En uno de los días de vacaciones, el Tío Pedro me encargó acompañar al chofer quien tenia que cargar harina de pescado en una de la fábricas, quizás más pensando en la probable «cutra» que haría éste, al sospechar que cobraba por algunos trabajitos extras de lo que nunca rendía cuentas. Al llegar a las inmediaciones de la fábrica elegida, no tuvimos más remedio que formar parte de la inmensa cola que desde tempranas horas ya venían haciendo otros vehículos, ocurriendo la misma situación para descargar, dado que ya en el muelle confluían vehículos desde diversas fábricas; entonces, en ése ínterin de espera que era inexplicablemente larga ¿a qué se dedicaban los choferes con sus respectivos ayudantes?; pues, a «timbear» crack, que no es más que un juego de dos dados,  con el que se hacían apuestas cada vez con sumas elevadas de dinero; y tal sería la pasión, que una vez llegué a escuchar, que se apostaba el flete de un día de trabajo del camión, y que si no se hacía con el valor del camión era porque no eran los dueños del mismo.

El día que comento, estando ya en el muelle a unos trescientos metros de la orilla, esperando la orden para descargar, los choferes se pusieron rapidamente de acuerdo para iniciar el consabido juego, sacando inmediatamente los «sencillos» de sus bolsillos. El chofer del camion de mi tio me encargó le pasara la voz cuando ya nos tocara el turno para descargar, a fin que pudiera cuadrar el vehículo apropiadamente.
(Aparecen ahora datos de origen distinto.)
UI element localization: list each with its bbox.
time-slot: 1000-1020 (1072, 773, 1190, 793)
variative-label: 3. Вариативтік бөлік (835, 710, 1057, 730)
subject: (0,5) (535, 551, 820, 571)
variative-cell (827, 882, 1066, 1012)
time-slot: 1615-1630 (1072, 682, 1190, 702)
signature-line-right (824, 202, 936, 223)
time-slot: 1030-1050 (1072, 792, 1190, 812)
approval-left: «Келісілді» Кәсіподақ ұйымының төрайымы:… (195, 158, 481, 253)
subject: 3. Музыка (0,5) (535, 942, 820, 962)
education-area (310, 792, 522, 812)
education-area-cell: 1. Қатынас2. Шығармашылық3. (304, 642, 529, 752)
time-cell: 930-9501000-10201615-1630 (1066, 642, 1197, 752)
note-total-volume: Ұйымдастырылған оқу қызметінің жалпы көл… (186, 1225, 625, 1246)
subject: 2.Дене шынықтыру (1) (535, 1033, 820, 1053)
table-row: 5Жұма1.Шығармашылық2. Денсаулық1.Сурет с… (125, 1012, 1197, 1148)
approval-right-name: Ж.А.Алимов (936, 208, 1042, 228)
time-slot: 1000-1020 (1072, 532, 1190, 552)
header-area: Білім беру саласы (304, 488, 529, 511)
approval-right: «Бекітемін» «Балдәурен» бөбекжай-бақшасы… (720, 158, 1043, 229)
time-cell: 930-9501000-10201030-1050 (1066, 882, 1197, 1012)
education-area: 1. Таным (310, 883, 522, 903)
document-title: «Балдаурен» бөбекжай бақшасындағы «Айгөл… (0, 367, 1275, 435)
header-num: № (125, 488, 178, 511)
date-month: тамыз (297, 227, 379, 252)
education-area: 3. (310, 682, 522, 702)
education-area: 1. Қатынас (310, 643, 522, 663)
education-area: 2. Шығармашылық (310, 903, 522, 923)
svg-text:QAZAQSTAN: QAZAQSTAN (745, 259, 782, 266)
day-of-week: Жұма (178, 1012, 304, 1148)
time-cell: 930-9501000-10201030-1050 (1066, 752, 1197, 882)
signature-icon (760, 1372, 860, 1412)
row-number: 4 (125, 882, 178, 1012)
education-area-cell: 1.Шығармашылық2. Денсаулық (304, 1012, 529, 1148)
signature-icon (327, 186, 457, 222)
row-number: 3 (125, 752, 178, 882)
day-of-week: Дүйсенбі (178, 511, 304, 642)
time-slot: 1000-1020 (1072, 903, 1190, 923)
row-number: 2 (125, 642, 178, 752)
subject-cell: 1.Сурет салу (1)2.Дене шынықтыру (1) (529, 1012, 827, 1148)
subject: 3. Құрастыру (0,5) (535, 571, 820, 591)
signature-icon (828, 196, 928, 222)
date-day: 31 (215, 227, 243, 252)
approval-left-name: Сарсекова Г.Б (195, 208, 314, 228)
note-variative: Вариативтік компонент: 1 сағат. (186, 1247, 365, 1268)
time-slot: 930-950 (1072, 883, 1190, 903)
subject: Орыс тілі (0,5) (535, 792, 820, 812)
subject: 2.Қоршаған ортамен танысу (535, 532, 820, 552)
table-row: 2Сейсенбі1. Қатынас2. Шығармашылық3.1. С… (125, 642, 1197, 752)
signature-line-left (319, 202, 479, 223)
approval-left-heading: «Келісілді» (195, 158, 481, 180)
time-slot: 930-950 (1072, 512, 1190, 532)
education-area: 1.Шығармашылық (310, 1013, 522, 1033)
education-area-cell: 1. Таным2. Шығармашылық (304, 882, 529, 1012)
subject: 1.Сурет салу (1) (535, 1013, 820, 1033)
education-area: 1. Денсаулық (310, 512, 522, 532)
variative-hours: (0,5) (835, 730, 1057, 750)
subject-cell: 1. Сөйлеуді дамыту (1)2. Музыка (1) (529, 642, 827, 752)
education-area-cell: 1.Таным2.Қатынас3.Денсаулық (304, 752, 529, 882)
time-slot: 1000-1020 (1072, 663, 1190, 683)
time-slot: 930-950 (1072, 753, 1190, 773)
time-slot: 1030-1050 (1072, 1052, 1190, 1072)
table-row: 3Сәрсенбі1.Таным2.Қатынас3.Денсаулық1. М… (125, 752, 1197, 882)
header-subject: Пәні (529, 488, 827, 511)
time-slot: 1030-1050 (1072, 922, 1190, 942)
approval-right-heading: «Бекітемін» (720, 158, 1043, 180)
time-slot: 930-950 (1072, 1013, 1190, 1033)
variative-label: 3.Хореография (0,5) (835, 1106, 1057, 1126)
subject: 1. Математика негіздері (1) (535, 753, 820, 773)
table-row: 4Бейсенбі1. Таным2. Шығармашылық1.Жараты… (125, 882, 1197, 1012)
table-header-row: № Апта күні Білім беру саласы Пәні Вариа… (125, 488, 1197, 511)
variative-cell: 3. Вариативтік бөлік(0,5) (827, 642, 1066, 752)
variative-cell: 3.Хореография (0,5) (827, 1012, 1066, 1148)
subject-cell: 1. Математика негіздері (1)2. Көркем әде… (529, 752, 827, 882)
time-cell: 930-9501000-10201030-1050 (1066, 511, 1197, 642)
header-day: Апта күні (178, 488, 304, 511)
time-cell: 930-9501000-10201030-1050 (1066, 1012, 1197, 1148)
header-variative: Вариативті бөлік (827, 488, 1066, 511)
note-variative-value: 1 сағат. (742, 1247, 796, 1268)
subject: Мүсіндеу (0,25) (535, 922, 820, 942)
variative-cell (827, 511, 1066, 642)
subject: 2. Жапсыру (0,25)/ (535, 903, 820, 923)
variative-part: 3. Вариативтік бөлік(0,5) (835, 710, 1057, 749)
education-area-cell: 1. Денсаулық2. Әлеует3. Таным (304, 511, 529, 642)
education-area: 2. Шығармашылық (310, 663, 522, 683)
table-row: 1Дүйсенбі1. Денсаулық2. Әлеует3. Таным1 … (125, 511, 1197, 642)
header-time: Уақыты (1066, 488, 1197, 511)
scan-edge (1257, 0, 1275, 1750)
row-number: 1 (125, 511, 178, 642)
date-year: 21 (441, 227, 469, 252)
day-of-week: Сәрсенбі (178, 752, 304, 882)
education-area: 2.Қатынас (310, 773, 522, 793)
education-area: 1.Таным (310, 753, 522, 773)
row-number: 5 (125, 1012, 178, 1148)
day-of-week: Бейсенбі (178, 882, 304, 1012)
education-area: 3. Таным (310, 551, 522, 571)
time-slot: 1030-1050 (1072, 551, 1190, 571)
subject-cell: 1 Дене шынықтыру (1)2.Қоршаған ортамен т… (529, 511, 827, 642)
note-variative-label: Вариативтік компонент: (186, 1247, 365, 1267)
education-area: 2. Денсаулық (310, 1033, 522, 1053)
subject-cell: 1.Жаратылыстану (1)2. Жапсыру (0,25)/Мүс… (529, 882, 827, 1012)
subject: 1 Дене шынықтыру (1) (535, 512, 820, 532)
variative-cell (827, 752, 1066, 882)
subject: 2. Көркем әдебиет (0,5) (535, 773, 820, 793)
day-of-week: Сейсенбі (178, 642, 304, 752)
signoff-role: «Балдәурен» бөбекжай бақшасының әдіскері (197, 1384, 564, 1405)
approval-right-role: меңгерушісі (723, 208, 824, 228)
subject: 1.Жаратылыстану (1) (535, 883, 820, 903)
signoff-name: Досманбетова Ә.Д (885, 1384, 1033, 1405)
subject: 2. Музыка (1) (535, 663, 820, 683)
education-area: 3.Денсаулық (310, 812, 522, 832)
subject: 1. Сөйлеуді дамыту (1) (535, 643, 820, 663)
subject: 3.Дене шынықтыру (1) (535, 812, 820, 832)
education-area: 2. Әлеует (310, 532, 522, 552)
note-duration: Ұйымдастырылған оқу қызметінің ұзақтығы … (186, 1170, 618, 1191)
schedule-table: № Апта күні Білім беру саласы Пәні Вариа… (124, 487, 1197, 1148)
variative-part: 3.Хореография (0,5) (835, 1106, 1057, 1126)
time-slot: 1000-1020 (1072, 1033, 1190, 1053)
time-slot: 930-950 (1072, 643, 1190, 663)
En realidad, nunca llegué a conocer la emoción del juego, ni la cantidad apostada en esos instantes, ó la incertidumbre acerca del resultado, pero lo cierto es que de un momento a otro el chofer de marras me llamó gritando, y cuando presuroso me acerqué ya había empezado a pelear con el apostador contrario; de seguro que me vería en el círculo formado, porque a mis pies cayeron las llaves del camión a la vez que a viva voz me decía que encendiera el motor; presumiendo yo que era para escapar; pero, ¿ cómo iba a cumplir con lo encomendado, si no sabía nada de camiones?; pues , al llegar al vehículo hice lo elemental, metí la llave por la cerradura de la chapa y le dí vuelta lo más fuerte que pude, a lo que tras un breve chirrido arrancó, el cual al estar enganchado y en dirección diagonal al muelle avanzó inconteniblemente y con tal fuerza que chocó con la parte posterior de otro vehículo más grande y pesado que también esperaba su turno;  como consecuencia se abolló la parte izquierda de la capota del camión, habiéndose, menos mal, apagado el encendido así como la pelea en ciernes. Ahora me pregunto, ¿ qué hubiera pasado si una vez arrancado el vehículo donde estaba yo, no chocaba de casualidad con el otro de mayor dimensión?  de seguro que me íba junto con el camion y la carga al fondo del mar, habiendo sido entonces providencial que el  vehículo contiguo estuviera cuadrado de tal forma que no nos permitiera salir fácilmente sino recién cuando se hicieran algunas maniobras. Y por último, pensaba que, quizás ni mi incipiente conocimiento de natación me hubiera salvado de tamaña tragedia.

Ya más tarde, previo a la devolución del vehículo al garaje de mis tíos, el chofer trató de planchar la parte abollada con una comba, más como no era experto en estas lides era difícil que le saliera «bien», por lo que resolvió camuflarlo con varias capas de pintura que compró en la ferretería; Así y todo, no pasó el examen de los ojos acuciosos de mi tío, quien después de las indagaciones del caso llegó a la conclusión que la culpa era del chofer y que por su negligencia tenía que pagar la reparación del vehículo, culminando así, de paso, con ésta anécdota vivida en Chimbote.